Corazón de mujer
10 noviembre 2015
"Telenovela"
Este mes quiero compartir con ustedes lo que han escrito otras mujeres y otros hombres, para darle un aire fresco a nuestros temas.Iniciamos con el poema "Telenovela" de mi amada Rosario Castellanos:
El sitio que dejó vacante Homero,/ el centro que ocupaba Scherezada/ (o antes de la invención del lenguaje, el lugar/ en que se congregaba la gente de la tribu/ para escuchar al fuego)/ ahora está ocupado por la Gran Caja Idiota./ Los hermanos olvidan sus rencillas/ y fraternizan en el mismo sofá; señora y sierva/ declaran abolidas diferencias de clase/ y ahora son algo más que iguales: cómplices./
La muchacha abandona/ el balcón que le sirve de vitrina/ para exhibir disponibilidades/ y hasta el padre renuncia a la partida/ de dominó y pospone/ los otros vergonzantes merodeos nocturnos./
Porque aquí, en la pantalla, una enfermera/ se enfrenta con la esposa frívola del doctor/ y le dicta una cátedra/ en que habla de moral profesional/ y las interferencias de la vida privada./
Porque una viuda cosa hasta perder la vista/ para costear el baile de su hija quinceañera/ que se avergüenza de ella y de su sacrificio/ y la hace figurar como una criada/.

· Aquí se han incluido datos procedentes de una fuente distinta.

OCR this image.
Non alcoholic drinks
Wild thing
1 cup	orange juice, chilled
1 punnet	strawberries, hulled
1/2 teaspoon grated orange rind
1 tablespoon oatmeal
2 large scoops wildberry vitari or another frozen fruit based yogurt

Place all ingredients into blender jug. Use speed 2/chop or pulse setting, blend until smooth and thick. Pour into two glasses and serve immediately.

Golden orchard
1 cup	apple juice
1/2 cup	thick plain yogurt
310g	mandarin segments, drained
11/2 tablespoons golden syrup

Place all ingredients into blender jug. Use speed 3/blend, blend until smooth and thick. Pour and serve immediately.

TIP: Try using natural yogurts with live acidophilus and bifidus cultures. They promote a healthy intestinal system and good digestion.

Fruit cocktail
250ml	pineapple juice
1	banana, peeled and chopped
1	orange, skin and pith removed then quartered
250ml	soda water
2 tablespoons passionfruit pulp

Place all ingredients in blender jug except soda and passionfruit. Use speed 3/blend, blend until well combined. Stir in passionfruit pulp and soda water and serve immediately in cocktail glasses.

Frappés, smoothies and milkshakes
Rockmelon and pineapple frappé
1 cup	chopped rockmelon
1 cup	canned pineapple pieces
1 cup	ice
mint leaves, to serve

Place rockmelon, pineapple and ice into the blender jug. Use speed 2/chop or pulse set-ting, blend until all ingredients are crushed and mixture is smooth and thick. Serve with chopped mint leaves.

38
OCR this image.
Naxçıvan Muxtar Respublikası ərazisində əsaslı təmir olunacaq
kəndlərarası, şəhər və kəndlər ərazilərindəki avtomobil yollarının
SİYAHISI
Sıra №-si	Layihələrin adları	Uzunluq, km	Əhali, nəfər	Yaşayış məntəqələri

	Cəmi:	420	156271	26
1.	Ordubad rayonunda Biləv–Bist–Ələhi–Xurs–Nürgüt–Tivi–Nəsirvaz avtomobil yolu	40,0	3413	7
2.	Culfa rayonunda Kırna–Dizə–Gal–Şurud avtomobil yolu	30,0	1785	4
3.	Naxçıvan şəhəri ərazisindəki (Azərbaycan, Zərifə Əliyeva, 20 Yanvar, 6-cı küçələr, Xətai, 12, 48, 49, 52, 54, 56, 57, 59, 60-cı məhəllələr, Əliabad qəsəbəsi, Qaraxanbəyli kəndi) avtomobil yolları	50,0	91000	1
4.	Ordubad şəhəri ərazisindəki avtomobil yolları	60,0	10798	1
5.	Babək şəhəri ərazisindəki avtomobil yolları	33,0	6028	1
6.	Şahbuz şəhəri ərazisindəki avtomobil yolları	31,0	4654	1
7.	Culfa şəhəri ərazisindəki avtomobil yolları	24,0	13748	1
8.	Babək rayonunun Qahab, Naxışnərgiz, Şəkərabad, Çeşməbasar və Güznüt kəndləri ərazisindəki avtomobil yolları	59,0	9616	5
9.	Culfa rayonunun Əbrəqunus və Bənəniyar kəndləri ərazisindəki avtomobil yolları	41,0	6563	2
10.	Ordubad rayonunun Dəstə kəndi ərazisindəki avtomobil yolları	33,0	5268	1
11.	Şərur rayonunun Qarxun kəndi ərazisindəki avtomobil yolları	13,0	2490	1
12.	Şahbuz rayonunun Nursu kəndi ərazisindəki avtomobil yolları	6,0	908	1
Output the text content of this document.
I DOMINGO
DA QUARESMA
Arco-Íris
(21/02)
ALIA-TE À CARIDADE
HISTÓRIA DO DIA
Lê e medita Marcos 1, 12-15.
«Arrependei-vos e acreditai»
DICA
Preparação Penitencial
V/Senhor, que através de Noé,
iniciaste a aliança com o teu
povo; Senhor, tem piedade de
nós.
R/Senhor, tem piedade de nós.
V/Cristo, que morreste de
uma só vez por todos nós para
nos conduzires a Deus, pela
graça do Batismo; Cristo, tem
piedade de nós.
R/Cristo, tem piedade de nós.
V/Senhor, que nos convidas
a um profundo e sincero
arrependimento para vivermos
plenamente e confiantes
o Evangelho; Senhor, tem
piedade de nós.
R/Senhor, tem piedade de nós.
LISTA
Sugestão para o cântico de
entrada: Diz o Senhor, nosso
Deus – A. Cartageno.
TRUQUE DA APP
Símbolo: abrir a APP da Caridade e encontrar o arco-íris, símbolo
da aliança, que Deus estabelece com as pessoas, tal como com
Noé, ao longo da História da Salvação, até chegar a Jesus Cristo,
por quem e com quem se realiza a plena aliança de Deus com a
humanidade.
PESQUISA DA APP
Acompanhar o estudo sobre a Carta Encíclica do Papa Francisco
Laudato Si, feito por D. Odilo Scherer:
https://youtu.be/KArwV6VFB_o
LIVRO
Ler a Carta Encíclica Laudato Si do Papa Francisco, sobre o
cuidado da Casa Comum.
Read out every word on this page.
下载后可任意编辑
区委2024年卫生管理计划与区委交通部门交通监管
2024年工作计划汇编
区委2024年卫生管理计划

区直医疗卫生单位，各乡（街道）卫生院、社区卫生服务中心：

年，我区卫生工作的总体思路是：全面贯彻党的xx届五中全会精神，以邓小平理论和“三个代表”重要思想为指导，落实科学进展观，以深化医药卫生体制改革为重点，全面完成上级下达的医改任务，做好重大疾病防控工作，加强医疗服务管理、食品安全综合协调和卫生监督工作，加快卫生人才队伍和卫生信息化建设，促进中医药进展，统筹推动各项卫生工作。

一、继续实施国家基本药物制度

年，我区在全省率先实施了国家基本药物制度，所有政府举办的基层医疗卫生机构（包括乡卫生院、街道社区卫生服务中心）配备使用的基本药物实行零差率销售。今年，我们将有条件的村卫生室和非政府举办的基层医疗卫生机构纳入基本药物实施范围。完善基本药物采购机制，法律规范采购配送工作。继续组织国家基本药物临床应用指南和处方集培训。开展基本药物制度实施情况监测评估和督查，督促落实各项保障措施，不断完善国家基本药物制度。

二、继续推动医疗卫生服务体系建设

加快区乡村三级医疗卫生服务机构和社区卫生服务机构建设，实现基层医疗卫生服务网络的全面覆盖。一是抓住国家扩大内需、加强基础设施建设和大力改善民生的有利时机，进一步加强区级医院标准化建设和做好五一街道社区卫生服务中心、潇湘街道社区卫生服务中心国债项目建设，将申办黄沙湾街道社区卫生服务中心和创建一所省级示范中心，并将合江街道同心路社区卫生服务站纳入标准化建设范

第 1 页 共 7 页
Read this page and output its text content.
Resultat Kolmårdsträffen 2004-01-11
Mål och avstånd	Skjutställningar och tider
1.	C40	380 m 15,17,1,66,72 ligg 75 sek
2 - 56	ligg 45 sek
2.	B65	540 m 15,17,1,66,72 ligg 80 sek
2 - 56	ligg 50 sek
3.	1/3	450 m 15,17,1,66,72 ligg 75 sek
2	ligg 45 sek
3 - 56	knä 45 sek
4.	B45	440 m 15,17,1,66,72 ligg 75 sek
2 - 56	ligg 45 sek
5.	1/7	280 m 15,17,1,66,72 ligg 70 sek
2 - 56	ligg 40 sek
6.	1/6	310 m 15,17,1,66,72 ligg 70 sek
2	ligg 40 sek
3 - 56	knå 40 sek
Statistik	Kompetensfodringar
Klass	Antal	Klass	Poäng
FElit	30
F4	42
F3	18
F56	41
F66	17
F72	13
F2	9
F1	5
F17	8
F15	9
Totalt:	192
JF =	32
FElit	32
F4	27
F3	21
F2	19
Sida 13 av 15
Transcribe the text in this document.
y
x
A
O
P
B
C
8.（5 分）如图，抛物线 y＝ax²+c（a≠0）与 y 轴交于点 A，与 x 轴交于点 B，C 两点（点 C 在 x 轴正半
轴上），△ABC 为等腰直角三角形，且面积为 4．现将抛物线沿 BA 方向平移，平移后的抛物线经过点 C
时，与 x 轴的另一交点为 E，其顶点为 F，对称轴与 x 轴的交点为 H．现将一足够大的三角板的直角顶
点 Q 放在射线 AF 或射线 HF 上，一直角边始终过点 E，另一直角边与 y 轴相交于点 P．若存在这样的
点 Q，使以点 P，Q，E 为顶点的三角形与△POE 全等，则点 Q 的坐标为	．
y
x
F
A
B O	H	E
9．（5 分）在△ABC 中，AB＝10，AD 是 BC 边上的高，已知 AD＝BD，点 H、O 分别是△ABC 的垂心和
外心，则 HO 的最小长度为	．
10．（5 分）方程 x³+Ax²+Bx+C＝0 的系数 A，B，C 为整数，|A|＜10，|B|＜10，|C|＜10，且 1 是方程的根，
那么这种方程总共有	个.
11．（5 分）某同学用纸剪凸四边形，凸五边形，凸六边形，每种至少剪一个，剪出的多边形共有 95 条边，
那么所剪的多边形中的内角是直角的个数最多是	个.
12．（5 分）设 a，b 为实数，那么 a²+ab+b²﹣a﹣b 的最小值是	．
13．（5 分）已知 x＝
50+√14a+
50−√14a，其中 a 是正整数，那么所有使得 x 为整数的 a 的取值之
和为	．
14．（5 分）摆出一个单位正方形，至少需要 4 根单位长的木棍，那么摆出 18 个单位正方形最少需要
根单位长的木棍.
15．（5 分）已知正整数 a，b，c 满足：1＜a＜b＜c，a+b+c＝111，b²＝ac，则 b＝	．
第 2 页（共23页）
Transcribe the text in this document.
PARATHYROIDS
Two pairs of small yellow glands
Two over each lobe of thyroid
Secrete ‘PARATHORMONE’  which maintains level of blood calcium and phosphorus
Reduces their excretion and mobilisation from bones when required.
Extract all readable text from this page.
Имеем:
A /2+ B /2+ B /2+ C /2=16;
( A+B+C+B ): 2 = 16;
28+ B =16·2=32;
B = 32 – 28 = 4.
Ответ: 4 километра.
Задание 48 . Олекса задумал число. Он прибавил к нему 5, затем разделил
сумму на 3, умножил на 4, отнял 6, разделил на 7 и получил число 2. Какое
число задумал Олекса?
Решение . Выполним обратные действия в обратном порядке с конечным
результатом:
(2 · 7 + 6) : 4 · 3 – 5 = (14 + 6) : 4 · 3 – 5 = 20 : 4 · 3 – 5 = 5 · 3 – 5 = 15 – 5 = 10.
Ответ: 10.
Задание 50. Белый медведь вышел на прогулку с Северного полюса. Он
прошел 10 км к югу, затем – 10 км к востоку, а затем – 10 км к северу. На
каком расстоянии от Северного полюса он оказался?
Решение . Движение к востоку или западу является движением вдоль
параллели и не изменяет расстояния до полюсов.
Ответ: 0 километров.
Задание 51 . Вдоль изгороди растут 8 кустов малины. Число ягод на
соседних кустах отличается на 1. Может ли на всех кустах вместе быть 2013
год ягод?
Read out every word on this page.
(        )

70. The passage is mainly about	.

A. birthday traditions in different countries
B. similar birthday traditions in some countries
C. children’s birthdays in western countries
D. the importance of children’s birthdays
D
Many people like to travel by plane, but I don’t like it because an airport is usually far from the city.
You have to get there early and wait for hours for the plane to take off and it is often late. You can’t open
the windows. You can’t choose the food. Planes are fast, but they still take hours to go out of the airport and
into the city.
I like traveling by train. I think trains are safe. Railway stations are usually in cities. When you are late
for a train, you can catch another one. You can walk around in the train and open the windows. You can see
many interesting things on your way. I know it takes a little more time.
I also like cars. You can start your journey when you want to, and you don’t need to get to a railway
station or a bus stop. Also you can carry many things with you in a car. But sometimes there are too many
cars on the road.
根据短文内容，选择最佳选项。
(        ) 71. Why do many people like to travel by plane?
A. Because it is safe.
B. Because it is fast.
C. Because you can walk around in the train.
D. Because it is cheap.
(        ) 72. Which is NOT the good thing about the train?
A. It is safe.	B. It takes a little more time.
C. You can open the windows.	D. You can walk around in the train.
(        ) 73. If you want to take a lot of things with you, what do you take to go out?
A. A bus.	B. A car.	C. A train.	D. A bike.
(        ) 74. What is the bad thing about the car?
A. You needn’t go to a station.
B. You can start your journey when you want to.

Porque una novia espera al que se fue;/ porque una intrigante urde mentiras:/
porque se falsifica un testamento;/ porque una soltera da un mal paso/ y no acierta a ocultar las consecuencias.
Pero también porque la debutante/ ahuyenta a todos con su mal aliento./ Porque la lavandera entona una aleluya/ en loor del poderoso detergente./ Porque el amor está garantizado/ por un desodorante/ y una marca especial de cigarrillos/ y hay que brindar por él con alguna bebida/ que nos hace felices y distintos.
Y hay que comprar, comprar, comprar, comprar/. Porque compra es sinónimo de orgasmo,/ porque comprar es igual que beatitud,/ porque el que compra se hace semejante a dioses.
No hay en ello herejía./ Porque en la concepción y en la creación del hombre/ se usó como elemento la carencia/. Se hizo de él un ser menesteroso,/ una criatura a la que le hace falta/ lo grande y lo pequeño.
Y el secreto teológico, el murmullo/ murmurado al oído del poeta,/ la discusión del aula del filósofo/ es ahora potestad del publicista.
Como dijimos antes no hay nada malo en ello./ Se está siguiendo un orden natural/
y recurriendo a su canal idóneo.
Cuando el programa acaba/ la reunión se disuelve./ Cada uno va a su cuarto/ mascullando un -apenas- "buenas noches"/. Y duerme. Y tiene hermosos sueños prefabricados.
Este poema fue publicado hace casi 40 años, si tomamos en cuenta que ella murió en 1974, y se sigue sintiendo tan actual, a excepto de la parte en que dice que todos se juntan en torno a esa caja y después cada uno se va a su cuarto. Lo que ella no sabía es que un día, habría tantas cajas en una sola casa, que cada quien vería la misma telenovela en su propio cuarto, sin decir a los otros "buenas noches".